Is the idea behind the company you work in a mighty sandworm, ready to swallow the world, or an idea that may be lost in the next desert storm? The data suggests that the stronger play is to become a platform and develop an ecosystem. The gaming industry is starting to get more out of live service games (like Fortnight) that work closer to platforms.

If your company is in green tech, note that this is highly vulnerable to local political machinations, despite the worldwide trend. Many health trends also wax and wane. Ideas that don’t show safe and constant profits will not attract funds backed by institutional investors. This is why launch is so much easier than growth, just as we have seen with games.

There is a difference between positioning for a potential future and betting on the time it will arrive. Cloud gaming has always seemed inevitable, but even Google got the timing wrong. Companies in the electronic and autonomous vehicles space understand what the future might look like, but not how it will arrive.

The potential for Large Language Model (LLM) based Artificial Intelligence (AI) to transform industries is still moving out of the hype stage. A quick look in the medical sector has the example of early breast cancer scanning being effective, but as the AI could not say “why” it came to its conclusions, the advice often could not be used by medical professionals. Small companies often don’t have the runway to deal with lengthy cultural adjustments.

Tips for Moving Sectors

The term “transferable skills” is too simplistic to be of much use. Coding skills are transferable, but don’t express what you are comfortable with. When you want to take opportunities in a different sector, you need to make it evident that the jump will not be beyond you.
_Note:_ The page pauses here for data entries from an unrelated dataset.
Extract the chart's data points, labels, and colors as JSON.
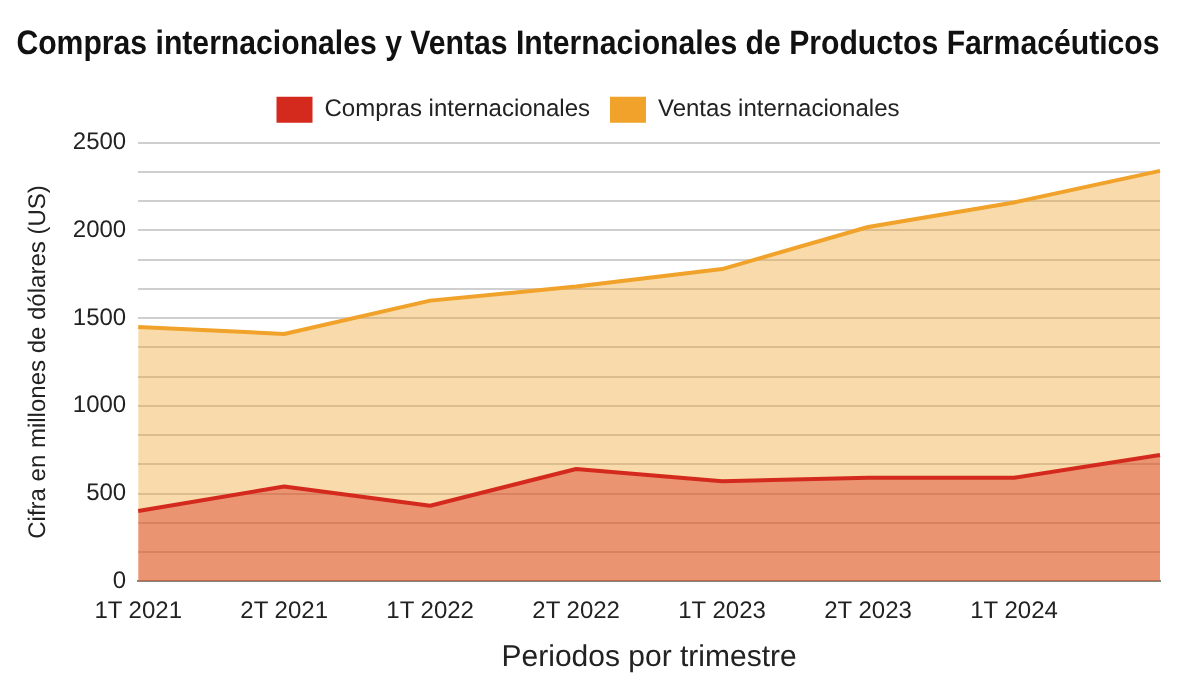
{
  "chart_data": {
    "type": "area",
    "title": "Compras internacionales y Ventas Internacionales de Productos Farmacéuticos",
    "xlabel": "Periodos por trimestre",
    "ylabel": "Cifra en millones de dólares (US)",
    "categories": [
      "1T 2021",
      "2T 2021",
      "1T 2022",
      "2T 2022",
      "1T 2023",
      "2T 2023",
      "1T 2024",
      null
    ],
    "series": [
      {
        "name": "Compras internacionales",
        "color": "#d42a1e",
        "values": [
          400,
          540,
          430,
          640,
          570,
          590,
          590,
          720
        ]
      },
      {
        "name": "Ventas internacionales",
        "color": "#f0a22a",
        "values": [
          1450,
          1410,
          1600,
          1680,
          1780,
          2020,
          2160,
          2340
        ]
      }
    ],
    "ylim": [
      0,
      2500
    ],
    "yticks": [
      0,
      {
        "value": 166.7,
        "label": null
      },
      {
        "value": 333.3,
        "label": null
      },
      500,
      {
        "value": 666.7,
        "label": null
      },
      {
        "value": 833.3,
        "label": null
      },
      1000,
      {
        "value": 1166.7,
        "label": null
      },
      {
        "value": 1333.3,
        "label": null
      },
      1500,
      {
        "value": 1666.7,
        "label": null
      },
      {
        "value": 1833.3,
        "label": null
      },
      2000,
      {
        "value": 2166.7,
        "label": null
      },
      {
        "value": 2333.3,
        "label": null
      },
      2500
    ],
    "grid": "y",
    "legend": "top"
  }
}
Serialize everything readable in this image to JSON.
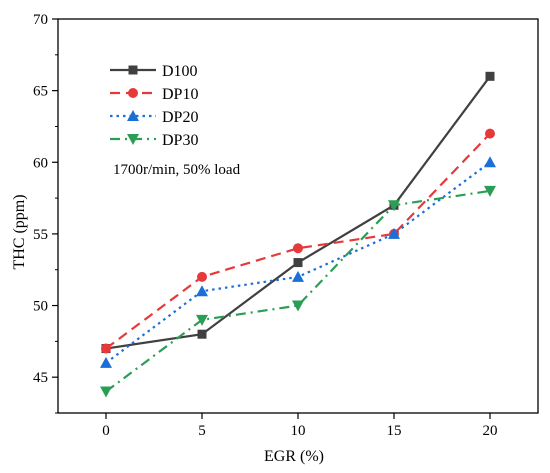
{
  "chart_data": {
    "type": "line",
    "xlabel": "EGR (%)",
    "ylabel": "THC (ppm)",
    "x": [
      0,
      5,
      10,
      15,
      20
    ],
    "xticks": [
      "0",
      "5",
      "10",
      "15",
      "20"
    ],
    "xlim": [
      -2.5,
      22.5
    ],
    "ylim": [
      42.5,
      70
    ],
    "yticks": [
      "45",
      "50",
      "55",
      "60",
      "65",
      "70"
    ],
    "legend_position": "top-left",
    "annotation": "1700r/min, 50% load",
    "series": [
      {
        "name": "D100",
        "values": [
          47,
          48,
          53,
          57,
          66
        ],
        "color": "#404040",
        "dash": "solid",
        "marker": "square"
      },
      {
        "name": "DP10",
        "values": [
          47,
          52,
          54,
          55,
          62
        ],
        "color": "#e8393a",
        "dash": "dash",
        "marker": "circle"
      },
      {
        "name": "DP20",
        "values": [
          46,
          51,
          52,
          55,
          60
        ],
        "color": "#1a6fd8",
        "dash": "dot",
        "marker": "triangle-up"
      },
      {
        "name": "DP30",
        "values": [
          44,
          49,
          50,
          57,
          58
        ],
        "color": "#2a9e55",
        "dash": "dashdot",
        "marker": "triangle-down"
      }
    ]
  }
}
Make sure you spend some time applying your skills to particular types of real-world problems, whether that is using payment systems, reading values from sensors, or running recommendation engines. In whatever sector you move to, businesses need these things. Gamification trends appeared to be a good match for game developers, for instance, especially if they spent time analyzing comparative statistics.

Most computing skills can be applied anywhere, but don’t directly add the type of stakeholder value that an employer may need to see ticked to increase headcount. If a company is experimenting with AI, they want people who can explore options within their setup, not just an expert with one model. Lip service is always given to expertise in something new, but that has to somehow connect to the business as it stands.
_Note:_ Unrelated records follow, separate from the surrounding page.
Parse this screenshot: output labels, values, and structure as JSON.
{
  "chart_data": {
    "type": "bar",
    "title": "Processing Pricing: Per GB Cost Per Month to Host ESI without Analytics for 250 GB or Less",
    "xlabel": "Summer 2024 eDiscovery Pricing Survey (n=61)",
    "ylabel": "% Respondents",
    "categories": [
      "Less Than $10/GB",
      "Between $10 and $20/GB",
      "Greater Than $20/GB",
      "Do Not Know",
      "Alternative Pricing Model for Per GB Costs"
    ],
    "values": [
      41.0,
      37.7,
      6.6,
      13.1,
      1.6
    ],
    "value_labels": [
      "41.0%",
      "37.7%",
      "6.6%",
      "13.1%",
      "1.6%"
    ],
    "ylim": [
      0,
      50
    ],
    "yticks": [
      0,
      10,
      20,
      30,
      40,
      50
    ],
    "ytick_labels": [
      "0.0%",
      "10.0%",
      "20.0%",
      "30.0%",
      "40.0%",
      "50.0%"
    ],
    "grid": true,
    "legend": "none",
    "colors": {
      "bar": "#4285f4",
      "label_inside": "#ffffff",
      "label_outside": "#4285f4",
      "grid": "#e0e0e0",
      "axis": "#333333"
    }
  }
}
So, What Are Employers Looking for?

Employers nearly always value gaining skills from other sectors; which means it’s up to you to prove you can make the jump confidently. If they are looking for people who understand streaming content, never forget they need you to help stream their content. Perhaps you have an angle on efficiency or space saving that would apply. This all helps to remove the friction.

Use as many different tools as you can, as these give potential employers the signal that you are flexible about how you approach problems. It also makes it easier for them to imagine you using their stack. Note that games industry artists are still in demand, and improve their chances by being familiar with more tools — even though they know which ones they prefer.

If you have multiple real-world interests that drive your enthusiasm, these can help an employer understand that what motivates you is more than just the last project you worked on. This is more important when you are looking to move into a sector you have no direct experience in. I always think of Yanis Varoufakis, who started with in-game economies for the games publisher Valve, and then ended up as Minister of Finance in a Greek government.

Of course, studying any other sector can help you understand how the underlying digital world runs alongside the humans who oversee it, and how business problems are usually shared in any part of our industry — even if the responses to those problems differ markedly.